4. Use scipp
Status
Current
Context
We need to choose a library which helps us to transform “raw” neutron or muon data from the DAE, into processed quantities that we scan over.
Desirable features include:
Uncertainty propagation, following standard uncertainty propagation rules. While this could apply to any data in principle, it will be especially relevant for neutron/muon counts data.
Unit handling & conversions
Simple unit conversions, like microns to millimetres.
Neutron-specific unit conversions, like time-of-flight to wavelength
Ability to handle the typical types of data we would acquire from the DAE and process as part of a scan:
Histograms of neutron/muon counts
N-dimensional arrays
Event-mode data (in future)
Candidate solutions include:
mantid
scipp
uncertainties
numpy
+ home-grown uncertainty-propagation
Decision
Default to using
scipp
for most casesExplore using
mantid
via autoreduction APIs, where we need to do more complex reductions
Justification & Consequences
numpy
Using numpy
by itself is eliminated on the basis that we would need to write our own uncertainty-propagation code,
which is error prone.
numpy
by itself may still be used in places where uncertainty propagation is not needed.
uncertainties
The uncertainties
package tracks correlations so may have bad scaling on “large” arrays, where correlation matrices
can become large in some cases.
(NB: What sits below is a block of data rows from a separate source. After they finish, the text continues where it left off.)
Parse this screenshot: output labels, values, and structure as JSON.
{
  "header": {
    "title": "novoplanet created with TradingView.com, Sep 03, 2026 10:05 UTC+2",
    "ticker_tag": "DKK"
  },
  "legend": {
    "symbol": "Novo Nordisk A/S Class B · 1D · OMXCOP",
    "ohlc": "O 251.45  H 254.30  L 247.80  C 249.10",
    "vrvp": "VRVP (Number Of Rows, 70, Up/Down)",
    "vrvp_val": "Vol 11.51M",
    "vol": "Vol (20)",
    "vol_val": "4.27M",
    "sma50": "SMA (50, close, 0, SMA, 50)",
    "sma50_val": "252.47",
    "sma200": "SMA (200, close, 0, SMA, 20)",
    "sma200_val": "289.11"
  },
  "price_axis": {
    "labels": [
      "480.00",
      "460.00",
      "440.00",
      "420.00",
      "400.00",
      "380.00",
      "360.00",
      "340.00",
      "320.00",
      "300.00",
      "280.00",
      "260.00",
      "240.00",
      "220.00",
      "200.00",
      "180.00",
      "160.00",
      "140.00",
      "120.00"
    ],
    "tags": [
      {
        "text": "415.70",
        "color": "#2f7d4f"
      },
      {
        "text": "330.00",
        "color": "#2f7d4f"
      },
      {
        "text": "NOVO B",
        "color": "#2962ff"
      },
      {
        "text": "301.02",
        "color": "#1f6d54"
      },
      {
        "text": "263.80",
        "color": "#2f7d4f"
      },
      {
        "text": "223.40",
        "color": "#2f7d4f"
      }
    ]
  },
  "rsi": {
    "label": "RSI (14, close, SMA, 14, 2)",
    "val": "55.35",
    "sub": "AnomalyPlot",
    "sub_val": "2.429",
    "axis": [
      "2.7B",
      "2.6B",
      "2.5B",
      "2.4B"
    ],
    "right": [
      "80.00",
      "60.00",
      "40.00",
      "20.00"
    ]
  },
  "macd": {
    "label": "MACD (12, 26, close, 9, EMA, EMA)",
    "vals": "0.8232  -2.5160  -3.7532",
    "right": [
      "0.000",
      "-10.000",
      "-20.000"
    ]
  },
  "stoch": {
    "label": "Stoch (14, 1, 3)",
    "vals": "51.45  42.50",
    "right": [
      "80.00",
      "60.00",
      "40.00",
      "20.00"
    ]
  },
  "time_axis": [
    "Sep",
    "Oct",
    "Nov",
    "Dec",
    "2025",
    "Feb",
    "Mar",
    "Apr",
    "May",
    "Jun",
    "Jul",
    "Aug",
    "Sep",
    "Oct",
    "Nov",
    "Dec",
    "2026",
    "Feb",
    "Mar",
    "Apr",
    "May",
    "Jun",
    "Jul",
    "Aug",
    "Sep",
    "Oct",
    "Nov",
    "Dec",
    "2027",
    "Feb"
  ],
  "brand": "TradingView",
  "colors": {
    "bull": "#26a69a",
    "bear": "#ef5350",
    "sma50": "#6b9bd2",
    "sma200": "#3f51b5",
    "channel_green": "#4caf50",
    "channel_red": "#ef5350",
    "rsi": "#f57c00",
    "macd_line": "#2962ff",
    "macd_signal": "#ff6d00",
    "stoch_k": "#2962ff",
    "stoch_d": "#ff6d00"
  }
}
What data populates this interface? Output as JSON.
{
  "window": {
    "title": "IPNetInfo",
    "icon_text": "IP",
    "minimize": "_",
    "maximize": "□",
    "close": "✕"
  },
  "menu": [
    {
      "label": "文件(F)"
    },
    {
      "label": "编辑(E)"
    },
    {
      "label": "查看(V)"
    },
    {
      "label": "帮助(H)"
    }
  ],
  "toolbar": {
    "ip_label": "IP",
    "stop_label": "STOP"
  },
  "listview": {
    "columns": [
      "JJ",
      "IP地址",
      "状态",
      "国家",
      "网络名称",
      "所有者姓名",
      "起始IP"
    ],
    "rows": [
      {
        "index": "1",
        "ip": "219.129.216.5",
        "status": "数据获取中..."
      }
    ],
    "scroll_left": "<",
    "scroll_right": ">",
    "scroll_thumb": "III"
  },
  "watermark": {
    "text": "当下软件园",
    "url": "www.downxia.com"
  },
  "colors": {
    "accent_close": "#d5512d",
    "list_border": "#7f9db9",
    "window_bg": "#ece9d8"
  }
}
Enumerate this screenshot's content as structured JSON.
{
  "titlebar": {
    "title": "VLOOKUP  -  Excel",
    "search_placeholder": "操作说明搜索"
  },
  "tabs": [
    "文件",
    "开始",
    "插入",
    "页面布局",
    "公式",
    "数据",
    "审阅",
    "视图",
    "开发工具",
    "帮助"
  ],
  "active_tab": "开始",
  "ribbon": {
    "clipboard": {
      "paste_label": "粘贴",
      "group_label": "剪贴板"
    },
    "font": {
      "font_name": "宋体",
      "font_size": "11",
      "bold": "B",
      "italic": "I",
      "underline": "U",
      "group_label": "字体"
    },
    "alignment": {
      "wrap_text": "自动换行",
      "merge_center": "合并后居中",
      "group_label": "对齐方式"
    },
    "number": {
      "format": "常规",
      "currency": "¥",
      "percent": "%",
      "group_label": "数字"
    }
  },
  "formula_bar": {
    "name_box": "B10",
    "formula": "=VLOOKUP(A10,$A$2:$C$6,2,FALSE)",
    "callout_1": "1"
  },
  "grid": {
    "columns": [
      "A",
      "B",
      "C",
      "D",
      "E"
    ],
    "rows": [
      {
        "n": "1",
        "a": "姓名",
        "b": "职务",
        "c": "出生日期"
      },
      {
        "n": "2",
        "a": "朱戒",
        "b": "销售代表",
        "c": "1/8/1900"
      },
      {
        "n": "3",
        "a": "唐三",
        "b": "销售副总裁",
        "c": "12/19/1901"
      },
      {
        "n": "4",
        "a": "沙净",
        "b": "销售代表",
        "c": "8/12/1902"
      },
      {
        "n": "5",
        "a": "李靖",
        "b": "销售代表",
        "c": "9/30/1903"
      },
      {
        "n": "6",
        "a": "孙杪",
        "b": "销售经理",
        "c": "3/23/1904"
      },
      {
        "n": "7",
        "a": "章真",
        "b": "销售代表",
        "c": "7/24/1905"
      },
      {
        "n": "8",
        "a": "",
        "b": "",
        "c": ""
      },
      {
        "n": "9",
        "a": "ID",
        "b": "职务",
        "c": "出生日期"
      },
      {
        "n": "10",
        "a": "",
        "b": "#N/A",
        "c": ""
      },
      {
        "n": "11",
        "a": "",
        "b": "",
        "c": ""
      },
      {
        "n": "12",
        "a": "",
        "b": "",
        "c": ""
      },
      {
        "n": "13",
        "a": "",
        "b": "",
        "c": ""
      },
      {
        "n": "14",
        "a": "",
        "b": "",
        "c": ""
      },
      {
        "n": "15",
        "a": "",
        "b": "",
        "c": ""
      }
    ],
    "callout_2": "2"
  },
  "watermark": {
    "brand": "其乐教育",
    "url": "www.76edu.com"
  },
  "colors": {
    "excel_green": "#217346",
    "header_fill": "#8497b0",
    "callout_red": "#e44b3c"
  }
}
Would need to be combined with another library, e.g. pint
, in order to also support
physical units. No neutron-specific functionality.
mantid
Mantid is not easily installable (e.g. via pip
at present).
While we have a way to call out to mantid via a REST API, initial tests have shown that the latency of this approach is around 15 seconds. This means it is unsuitable for many types of scans, for example alignment scans, where count times are far lower than 15 seconds.
However, for complex reductions, we should still consider the option of passing data out to mantid. This is especially true if reductions depend significantly on instrument geometry, on instrument-specific corrections, or on other details for which mantid is best-equipped to deal with.
Calling out to mantid via an API should also be considered if a reduction step may use significant compute resource.
scipp
scipp
will be our default way of taking raw data from the DAE and processing it into a scanned-over quantity.
However, in cases where the reduction is expensive (in terms of compute cost) or complex (either implementation, or in terms of required knowledge of geometry/instrument-specific corrections), then we should consider using mantid via the autoreduction API in those cases instead.